Başkan hariç tüm üyeleri referandumdan sonra gelen Yargıtay 9. Dairesi, geçtiğimiz Aralık ayında, tam on gün içerisinde, sembolik yükü yüksek üç davayı birden karara bağladı: Pınar Selek, Yakup Köse ile arkadaşları ve Sebahat Tuncel'in mahkûmiyet kararlarını onadı. Bu kararlar geçidi, mevcut emniyet-yargı ortak prodüksiyonu devam ederse olabileceklerin bir fragmanı gibiydi.
Referandumdaki %58, daha fazla özgürlük ve daha adil bir yargı için 'evet' oyu vermişken, mezardaki ölülerin bile sandığa çağırılmasının sebebinin bu olmadığını artık biliyoruz.
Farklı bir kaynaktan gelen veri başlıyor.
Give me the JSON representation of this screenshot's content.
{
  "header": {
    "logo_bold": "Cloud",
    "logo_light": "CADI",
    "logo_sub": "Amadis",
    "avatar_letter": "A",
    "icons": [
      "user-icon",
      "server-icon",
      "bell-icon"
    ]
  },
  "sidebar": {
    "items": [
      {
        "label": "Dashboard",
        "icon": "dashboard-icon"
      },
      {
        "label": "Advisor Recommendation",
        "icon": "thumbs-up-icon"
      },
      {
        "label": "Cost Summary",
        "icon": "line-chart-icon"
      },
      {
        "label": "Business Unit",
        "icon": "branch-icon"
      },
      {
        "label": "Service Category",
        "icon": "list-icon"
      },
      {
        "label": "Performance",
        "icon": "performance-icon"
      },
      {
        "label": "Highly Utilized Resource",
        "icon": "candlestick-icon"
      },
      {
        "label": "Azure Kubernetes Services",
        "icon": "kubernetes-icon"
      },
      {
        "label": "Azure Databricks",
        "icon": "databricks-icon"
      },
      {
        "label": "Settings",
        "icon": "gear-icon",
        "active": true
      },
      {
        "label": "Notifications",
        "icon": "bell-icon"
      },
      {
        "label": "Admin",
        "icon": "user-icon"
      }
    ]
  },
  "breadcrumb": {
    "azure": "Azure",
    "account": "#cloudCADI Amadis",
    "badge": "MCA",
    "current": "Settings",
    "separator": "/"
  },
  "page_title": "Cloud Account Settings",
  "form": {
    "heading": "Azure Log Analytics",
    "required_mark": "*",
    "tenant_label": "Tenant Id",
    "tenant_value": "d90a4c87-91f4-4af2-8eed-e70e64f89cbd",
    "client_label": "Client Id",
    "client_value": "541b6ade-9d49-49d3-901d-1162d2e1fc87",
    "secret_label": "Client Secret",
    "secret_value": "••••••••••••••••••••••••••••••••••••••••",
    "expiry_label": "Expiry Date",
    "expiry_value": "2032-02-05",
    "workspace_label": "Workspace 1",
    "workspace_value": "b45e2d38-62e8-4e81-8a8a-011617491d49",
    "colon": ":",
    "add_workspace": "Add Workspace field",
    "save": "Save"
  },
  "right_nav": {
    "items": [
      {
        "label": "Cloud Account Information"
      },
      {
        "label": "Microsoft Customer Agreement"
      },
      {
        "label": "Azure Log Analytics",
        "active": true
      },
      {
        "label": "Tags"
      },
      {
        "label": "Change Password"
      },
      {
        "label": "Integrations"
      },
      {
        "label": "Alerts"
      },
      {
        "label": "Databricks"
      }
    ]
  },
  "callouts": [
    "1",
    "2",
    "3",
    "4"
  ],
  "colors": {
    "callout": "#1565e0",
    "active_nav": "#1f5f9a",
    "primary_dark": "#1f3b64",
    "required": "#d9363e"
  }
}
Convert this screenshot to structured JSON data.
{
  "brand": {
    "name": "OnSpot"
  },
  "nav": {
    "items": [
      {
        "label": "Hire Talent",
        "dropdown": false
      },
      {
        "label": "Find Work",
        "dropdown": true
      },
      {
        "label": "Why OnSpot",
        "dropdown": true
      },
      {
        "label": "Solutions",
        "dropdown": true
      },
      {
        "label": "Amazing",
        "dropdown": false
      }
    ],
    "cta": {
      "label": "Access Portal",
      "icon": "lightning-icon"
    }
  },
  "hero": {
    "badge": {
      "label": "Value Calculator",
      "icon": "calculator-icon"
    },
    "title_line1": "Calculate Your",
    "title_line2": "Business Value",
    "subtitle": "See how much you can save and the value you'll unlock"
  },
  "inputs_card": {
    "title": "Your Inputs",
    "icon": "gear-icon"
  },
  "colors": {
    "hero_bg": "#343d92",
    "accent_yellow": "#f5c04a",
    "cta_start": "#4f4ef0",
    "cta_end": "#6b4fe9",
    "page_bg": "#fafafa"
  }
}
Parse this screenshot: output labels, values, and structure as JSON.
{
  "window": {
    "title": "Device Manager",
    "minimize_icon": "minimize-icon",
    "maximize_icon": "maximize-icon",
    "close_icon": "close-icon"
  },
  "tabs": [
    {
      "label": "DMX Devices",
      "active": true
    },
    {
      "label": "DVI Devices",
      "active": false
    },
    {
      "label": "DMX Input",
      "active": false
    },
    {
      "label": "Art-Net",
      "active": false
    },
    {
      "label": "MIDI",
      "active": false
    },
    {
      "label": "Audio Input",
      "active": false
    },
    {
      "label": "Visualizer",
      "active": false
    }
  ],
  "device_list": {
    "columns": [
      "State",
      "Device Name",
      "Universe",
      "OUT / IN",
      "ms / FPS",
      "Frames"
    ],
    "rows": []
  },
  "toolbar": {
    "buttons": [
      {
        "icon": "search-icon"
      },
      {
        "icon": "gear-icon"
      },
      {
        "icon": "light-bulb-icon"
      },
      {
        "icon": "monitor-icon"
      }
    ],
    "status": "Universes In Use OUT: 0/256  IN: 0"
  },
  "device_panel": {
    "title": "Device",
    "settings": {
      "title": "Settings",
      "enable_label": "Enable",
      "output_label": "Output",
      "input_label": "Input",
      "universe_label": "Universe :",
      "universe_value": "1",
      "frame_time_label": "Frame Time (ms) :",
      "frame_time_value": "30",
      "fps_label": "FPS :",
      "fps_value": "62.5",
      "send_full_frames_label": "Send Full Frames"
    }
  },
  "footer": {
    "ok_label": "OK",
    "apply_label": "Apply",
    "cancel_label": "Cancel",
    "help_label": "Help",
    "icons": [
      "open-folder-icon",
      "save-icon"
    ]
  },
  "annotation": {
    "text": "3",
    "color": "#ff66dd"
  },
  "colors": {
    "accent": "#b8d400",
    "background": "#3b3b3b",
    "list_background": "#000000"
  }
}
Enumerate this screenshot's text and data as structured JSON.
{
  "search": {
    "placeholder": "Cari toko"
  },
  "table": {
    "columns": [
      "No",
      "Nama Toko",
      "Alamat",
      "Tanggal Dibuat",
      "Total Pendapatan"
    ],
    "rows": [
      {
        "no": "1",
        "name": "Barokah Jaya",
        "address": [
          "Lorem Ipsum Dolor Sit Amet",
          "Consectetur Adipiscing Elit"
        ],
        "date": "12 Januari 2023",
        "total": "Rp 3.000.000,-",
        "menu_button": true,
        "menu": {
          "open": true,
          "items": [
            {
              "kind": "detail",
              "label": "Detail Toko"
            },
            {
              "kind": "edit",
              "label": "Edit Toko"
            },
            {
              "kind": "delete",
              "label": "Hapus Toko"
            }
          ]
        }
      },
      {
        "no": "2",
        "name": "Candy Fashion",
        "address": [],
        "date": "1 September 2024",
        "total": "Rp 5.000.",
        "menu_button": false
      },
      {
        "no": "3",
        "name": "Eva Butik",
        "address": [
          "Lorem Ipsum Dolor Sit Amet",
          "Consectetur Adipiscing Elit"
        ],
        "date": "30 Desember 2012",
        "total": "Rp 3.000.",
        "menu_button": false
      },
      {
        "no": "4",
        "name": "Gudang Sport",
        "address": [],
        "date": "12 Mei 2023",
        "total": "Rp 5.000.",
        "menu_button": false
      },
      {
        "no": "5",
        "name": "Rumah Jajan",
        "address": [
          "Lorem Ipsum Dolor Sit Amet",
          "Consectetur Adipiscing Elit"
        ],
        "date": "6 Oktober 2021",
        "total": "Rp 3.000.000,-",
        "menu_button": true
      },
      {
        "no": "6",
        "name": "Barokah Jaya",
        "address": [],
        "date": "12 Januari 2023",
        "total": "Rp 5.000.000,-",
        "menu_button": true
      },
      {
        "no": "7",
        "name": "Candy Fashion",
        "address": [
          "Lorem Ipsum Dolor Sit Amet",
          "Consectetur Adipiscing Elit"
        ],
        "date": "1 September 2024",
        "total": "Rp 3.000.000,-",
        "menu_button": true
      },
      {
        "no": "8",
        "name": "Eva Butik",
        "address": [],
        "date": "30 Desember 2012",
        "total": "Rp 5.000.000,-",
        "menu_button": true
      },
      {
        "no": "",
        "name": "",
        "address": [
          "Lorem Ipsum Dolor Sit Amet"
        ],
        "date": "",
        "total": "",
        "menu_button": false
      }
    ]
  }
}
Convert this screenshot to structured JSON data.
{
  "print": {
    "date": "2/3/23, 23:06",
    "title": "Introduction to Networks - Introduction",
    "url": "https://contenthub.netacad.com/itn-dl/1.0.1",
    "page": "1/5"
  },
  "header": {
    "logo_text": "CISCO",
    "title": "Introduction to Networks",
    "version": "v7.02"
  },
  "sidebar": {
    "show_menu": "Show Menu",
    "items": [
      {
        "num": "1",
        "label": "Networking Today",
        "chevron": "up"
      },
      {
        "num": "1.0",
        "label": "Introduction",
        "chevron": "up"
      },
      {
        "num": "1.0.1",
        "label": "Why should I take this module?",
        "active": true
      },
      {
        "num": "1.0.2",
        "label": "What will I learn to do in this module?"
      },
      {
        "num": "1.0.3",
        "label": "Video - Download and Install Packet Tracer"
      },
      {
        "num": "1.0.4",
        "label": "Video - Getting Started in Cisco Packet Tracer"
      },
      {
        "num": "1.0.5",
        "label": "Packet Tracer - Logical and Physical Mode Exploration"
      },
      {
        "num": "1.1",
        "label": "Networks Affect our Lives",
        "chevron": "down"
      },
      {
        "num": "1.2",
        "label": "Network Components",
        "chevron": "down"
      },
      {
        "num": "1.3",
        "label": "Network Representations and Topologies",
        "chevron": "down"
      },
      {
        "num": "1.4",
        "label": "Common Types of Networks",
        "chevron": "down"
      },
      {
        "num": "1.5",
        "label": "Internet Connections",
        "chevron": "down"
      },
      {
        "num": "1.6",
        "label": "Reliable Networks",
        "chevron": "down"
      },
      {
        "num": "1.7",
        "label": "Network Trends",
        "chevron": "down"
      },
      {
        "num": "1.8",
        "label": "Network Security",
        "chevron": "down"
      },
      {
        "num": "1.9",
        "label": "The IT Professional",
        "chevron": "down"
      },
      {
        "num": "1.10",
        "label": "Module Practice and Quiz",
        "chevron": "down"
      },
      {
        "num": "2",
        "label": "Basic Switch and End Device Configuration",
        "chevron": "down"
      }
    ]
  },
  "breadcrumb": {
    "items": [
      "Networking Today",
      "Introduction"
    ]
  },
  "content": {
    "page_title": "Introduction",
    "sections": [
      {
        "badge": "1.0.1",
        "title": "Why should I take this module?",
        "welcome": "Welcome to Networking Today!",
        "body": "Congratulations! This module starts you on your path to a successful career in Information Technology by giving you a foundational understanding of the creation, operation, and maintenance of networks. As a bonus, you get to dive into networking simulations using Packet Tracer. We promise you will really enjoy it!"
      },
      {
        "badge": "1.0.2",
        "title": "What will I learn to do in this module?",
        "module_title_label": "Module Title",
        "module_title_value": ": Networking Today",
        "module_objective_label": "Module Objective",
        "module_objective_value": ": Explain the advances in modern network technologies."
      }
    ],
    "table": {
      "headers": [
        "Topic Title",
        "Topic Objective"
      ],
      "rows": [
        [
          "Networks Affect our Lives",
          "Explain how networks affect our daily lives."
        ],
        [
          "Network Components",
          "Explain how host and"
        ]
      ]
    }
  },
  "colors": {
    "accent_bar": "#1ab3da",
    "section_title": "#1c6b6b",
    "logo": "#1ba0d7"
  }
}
Referandumda çıkan sonuç, kendilerini 'nizama adanmış ruhlar' olarak gören ve kitleleri kendi siyasî amaçları doğrultusunda terbiye ve tasfiye etmeye çalışan bir yapılanmaya hem güç hem de cesaret verdi.
Ne yazık ki 'yetmez ama evet'ler, halka daha fazla gözaltı, tutuklama ve hayali örgüt suçlamaları olarak döndü.
Daha da yazık olanı, bazı aydınların bu gerçekle yüzleşmekten ya özeleştiri vermenin ağırlığı ya da Erdoğan nefreti sebebiyle kaçınması, son üç yıldır kendi yaşadıklarını inkâr etmek pahasına arkadaşlarını hapse tıkan bir yapılanmayı bile savunur hale gelmeleridir. Çoğunun adını bilmesek de bir kısmını 'yetmez ama evet' duruşundan hatırladığımız 100 aydının yayınladığı 'Yetti artık! Yolsuzluğu ve darbecileri AKlama!' bildirisinden bahsediyorum. (Tam metin: http://www.zaman.com.tr/gundem_yolsuzlugu-ve-darbecileri-aklama_2195260.html)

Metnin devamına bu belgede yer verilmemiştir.